Background & Motivation

Background: The field of multi-view generation has long been dominated by continuous diffusion methods—geometry-aware approaches based on 3D representations (NeRF, 3D Gaussian), camera-conditioned diffusion models, and image-editing-style multi-view generators. These methods rely on explicit 3D priors or complex cross-view synchronization mechanisms.

Limitations of Prior Work: Continuous diffusion methods require explicit camera parameters or fine-grained geometric constraints to ensure view consistency, and per-view independent generation is prone to inconsistencies in details and textures. Text-to-multi-view tasks require using a T2I model to generate a reference image before multi-view expansion, resulting in a tedious pipeline.

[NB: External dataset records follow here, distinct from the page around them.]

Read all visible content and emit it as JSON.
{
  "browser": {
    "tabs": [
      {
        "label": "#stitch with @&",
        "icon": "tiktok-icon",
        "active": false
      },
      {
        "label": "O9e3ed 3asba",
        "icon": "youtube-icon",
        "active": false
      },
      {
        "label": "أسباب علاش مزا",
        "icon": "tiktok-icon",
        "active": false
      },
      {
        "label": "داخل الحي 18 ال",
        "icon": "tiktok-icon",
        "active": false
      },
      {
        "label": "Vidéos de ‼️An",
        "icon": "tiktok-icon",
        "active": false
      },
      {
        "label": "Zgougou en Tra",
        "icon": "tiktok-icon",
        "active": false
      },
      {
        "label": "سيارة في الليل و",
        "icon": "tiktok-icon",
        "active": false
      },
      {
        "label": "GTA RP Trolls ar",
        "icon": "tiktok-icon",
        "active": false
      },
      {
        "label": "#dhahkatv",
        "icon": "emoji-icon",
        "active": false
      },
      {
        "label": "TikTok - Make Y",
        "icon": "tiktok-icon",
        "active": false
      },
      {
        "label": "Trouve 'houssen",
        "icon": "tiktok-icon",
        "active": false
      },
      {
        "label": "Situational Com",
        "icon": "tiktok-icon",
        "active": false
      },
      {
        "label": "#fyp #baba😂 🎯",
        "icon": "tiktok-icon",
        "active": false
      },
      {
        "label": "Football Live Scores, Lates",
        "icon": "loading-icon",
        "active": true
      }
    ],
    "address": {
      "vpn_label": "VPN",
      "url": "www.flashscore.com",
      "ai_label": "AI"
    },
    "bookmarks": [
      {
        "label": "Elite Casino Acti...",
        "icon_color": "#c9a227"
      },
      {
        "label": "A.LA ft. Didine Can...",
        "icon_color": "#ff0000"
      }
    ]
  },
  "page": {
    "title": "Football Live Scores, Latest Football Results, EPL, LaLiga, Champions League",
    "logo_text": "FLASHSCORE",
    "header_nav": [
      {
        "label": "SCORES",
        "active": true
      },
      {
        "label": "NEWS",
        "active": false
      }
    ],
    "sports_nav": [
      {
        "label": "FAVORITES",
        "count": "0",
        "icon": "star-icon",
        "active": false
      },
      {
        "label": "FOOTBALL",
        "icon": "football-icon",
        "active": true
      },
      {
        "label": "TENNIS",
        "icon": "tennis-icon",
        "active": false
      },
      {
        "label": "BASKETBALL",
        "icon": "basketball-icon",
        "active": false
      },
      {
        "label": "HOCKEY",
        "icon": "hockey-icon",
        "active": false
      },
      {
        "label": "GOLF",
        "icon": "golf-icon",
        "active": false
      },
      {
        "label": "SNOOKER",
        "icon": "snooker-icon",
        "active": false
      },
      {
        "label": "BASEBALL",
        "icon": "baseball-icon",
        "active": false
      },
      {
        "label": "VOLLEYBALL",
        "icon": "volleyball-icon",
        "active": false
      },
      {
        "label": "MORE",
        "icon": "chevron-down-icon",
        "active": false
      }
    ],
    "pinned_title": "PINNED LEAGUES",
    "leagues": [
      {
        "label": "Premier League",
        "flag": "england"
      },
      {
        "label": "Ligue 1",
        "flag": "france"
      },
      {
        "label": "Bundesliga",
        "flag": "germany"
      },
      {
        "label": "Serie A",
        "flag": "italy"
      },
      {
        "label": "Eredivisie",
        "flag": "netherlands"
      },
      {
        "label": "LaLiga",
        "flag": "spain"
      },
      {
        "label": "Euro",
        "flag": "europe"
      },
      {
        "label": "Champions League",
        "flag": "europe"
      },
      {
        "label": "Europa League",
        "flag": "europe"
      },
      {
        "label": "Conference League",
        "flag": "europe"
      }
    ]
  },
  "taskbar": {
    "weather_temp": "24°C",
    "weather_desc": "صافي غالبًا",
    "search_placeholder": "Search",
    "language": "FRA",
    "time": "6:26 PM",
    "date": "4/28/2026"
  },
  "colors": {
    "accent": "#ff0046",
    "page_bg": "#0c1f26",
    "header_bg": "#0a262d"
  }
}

Key Challenge: A trade-off exists between geometric consistency and generation flexibility—strengthening 3D constraints improves consistency but limits diversity; pure 2D methods are flexible but struggle to naturally encode cross-view relationships.

Goal: To explore the potential of discrete diffusion models in multi-view generation and establish a unified vision-language framework.

Key Insight: Discrete diffusion (masked token prediction) has proven effective in multimodal understanding and generation (e.g., LLaDA). Advantages include faster inference (parallel decoding), natural fusion of text and visual tokens, and alignment with LLMs.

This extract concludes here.